Advertising photo ‘postcard’ of a Fairchild Super “71" cargo plane. It was the first "purpose-built" civilian bush plane for use in remote and northern locales in Canada. It was the first metal-skinned aircraft to be built in the country.
Photo of two men loading a large wooden structure into a Fairchild Super "71" cargo plane with floats, tied to a dock.
Written on negative at bottom:
Fairchild Super “71” One Ton Freighter Pratt & Whitney 520 H.P. T1D1 Engine, with door panel removed for loading bulky freight P.1089
Written in pencil on back “Canada Fairchild Super 71”
On thick paper, size of a postcard (9 x 13.50 cm).
(Red text is an electronic watermark that is not physically part of the photo for sale)

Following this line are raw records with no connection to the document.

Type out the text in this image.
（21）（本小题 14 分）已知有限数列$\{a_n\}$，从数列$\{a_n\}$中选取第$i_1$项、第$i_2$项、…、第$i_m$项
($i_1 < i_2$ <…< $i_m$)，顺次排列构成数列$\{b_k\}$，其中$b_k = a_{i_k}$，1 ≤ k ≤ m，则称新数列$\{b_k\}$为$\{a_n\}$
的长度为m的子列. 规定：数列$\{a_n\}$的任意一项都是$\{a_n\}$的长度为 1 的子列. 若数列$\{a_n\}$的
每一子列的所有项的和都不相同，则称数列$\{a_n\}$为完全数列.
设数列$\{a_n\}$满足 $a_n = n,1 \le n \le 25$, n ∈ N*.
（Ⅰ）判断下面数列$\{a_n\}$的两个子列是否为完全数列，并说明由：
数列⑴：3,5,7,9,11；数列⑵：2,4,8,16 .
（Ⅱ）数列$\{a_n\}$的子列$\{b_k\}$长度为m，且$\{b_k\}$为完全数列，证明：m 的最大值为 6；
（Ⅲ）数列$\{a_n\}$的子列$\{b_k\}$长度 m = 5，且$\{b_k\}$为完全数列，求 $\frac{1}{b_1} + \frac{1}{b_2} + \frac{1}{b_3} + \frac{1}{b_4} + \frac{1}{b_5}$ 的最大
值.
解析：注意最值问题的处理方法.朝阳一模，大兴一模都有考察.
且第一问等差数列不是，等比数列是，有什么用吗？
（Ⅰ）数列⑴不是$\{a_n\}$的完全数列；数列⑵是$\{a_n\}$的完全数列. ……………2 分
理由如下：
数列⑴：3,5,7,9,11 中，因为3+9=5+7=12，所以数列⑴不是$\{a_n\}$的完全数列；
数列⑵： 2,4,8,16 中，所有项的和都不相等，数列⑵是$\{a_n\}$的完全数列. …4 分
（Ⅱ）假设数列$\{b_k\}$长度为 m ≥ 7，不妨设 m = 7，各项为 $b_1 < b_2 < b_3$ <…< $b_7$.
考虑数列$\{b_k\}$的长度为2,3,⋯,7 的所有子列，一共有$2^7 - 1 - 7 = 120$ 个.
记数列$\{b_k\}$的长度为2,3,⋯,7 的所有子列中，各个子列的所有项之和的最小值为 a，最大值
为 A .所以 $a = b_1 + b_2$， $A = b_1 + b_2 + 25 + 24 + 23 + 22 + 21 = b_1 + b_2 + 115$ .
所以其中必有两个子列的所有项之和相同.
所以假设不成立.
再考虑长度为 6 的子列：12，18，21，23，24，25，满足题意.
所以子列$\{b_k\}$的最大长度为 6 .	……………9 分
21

The Fairchild Super 71 was a Canadian parasol-mounted high-wing monoplane cargo aircraft built by Fairchild Aircraft Ltd. (Canada). The Super 71 was an entirely new design that was the first "purpose-built" civilian bush plane for use in remote and northern locales in Canada.
Equipped with floats and powered by the 525 hp S1D1 Wasp, the Super 71 prototype, CF-AUJ, flew for the first time on 31 October 1934. After the aircraft completed airworthiness tests. it was loaned to Canadian Airways which conducted operational trials in both Quebec and Ontario before the aircraft was written off after running into a submerged log and sinking off Sioux Lookout, Ontario on 3 October 1940. Although the airframe was salvaged, Fairchild did not replace the aircraft with a completed Super 71 still at the factory, as the company was involved in a complete redesign based on the Super 71P (for photographic) variant that had been developed for the RCAF. A new wing mount and the change to a front cockpit were the two visible changes but the variant also had provision for multiple cameras and additional radio equipment. Two examples were built and placed in service in 1936.